Dec 29, 2022 - Technology

Gaming takes over everything

Illustration of PacMan's mouth about to eat a glowing Earth.

Illustration: Aïda Amer/Axios

Video games will move to the center of the entertainment and pop-culture universe next year.

Why it matters: Streaming services, Hollywood studios, tech giants — even the Saudi government — are racing to capitalize on gaming's vast and ever-expanding popularity, and its lucrative intellectual property.

Gaming movies are the biggest challenger to Hollywood’s superhero hegemony:

  • 2023 will bring "The Super Mario Bros. Movie" — a partnership between Nintendo and Illumination, the studio behind the Minions.
  • HBO’s first prestige series of 2023, mid-January's "The Last of Us," is an adaptation of a hit PlayStation video game.
  • Streaming platforms are preparing a pipeline of games-turned-shows, including adaptations of God of War, Fallout and Assassin's Creed.

The big picture: Gaming is now a $184 billion business, a lucrative IP resource for other media — and the leading edge of the tech industry, both as a business and a harbinger of the industry’s policy battles.

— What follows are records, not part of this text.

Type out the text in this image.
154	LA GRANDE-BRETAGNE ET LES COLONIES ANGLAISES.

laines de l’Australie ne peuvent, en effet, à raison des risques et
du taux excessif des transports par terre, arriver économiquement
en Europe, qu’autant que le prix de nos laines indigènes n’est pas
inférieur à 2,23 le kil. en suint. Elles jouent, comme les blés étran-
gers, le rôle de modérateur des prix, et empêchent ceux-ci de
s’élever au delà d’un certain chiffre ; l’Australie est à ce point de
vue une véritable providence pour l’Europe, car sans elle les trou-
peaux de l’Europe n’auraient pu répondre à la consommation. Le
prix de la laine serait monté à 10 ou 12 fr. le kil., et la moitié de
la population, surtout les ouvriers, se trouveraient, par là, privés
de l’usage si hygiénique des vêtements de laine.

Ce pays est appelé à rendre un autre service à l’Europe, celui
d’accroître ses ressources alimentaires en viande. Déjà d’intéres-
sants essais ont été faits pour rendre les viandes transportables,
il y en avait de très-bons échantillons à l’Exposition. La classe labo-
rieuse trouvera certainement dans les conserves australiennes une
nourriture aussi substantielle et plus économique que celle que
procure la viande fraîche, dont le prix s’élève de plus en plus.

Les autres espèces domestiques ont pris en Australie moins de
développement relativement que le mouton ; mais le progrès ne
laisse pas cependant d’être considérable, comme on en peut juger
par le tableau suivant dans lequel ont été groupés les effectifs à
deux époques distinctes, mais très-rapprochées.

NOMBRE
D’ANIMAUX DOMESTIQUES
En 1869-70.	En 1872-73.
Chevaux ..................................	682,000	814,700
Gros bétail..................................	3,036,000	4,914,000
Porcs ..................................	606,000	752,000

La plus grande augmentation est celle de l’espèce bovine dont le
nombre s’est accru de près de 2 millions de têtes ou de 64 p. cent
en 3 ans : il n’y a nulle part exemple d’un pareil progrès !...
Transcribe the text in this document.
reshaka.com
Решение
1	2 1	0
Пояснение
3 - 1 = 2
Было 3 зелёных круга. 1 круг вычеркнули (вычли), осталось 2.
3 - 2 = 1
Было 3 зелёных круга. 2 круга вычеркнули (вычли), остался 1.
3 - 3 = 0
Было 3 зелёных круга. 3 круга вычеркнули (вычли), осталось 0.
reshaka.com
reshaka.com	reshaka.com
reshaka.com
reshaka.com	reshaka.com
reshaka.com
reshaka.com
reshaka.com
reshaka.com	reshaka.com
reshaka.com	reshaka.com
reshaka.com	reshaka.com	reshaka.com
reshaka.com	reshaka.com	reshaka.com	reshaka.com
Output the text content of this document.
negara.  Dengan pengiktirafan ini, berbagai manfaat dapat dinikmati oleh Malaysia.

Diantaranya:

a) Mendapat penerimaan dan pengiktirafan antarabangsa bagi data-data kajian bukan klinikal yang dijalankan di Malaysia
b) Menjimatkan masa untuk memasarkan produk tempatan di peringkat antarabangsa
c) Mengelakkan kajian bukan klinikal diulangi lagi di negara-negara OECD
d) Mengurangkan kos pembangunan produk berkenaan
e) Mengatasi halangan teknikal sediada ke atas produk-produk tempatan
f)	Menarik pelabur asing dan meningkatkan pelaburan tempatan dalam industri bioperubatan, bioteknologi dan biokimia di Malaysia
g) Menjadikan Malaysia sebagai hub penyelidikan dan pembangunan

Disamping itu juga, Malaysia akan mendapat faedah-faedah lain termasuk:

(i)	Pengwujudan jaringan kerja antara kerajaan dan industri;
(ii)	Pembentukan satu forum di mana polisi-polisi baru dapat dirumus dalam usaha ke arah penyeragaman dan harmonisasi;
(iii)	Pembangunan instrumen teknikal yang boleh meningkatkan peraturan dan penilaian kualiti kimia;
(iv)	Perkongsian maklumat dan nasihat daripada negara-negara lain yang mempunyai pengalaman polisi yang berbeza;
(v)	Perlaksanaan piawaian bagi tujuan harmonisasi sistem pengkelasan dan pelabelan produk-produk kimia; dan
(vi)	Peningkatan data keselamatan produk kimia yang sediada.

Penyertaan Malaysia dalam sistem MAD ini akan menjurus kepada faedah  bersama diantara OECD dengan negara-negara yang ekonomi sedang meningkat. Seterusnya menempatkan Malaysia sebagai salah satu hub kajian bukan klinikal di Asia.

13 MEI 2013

  • It's the foundational tech inspiring Meta's costly adventure into virtual worlds.
  • It's how Netflix plans to grow its subscriber base, as the streamer tries to become a top video game developer and distributor.
  • It's the industry that Saudi Arabia's ruling class has chosen to invest $38 billion in, for the sake of economic diversification and image.
  • It's the locus of a growing labor movement in tech, where gaming workers at Activision-Blizzard, Microsoft and elsewhere are moving to unionize.
  • It's a recurring target of the Federal Trade Commission. The agency is trying to score a historic antitrust win with its attempted block of Microsoft’s $69 billion bid for Activision — and just secured a $520 million settlement with Epic Games over child purchases run amok in Fortnite.

The games themselves are poised for a blockbuster year, too:

Reality check: Not every bit of video gaming breathlessness works out.

  • E-sports is growing awkwardly. It's still picking up viewers — but its poor profitability is scaring off investors.
  • Google, which thought it could be a gaming disruptor, is shutting down its Stadia game-streaming platform in January.

Between the lines: This is what happens when a subculture has been deepening its roots for a half-century.

  • Many of the first kids who grew up with gaming become gamer parents, ready to pass gaming to the new generation.
  • Power takes notice. Outside elites elbow in.
  • Inside, young workers and players look around and see their once-rebellious pastime as an establishment that needs to be challenged.

The bottom line: From World of Warcraft to Wordle, it's a game-lover's world.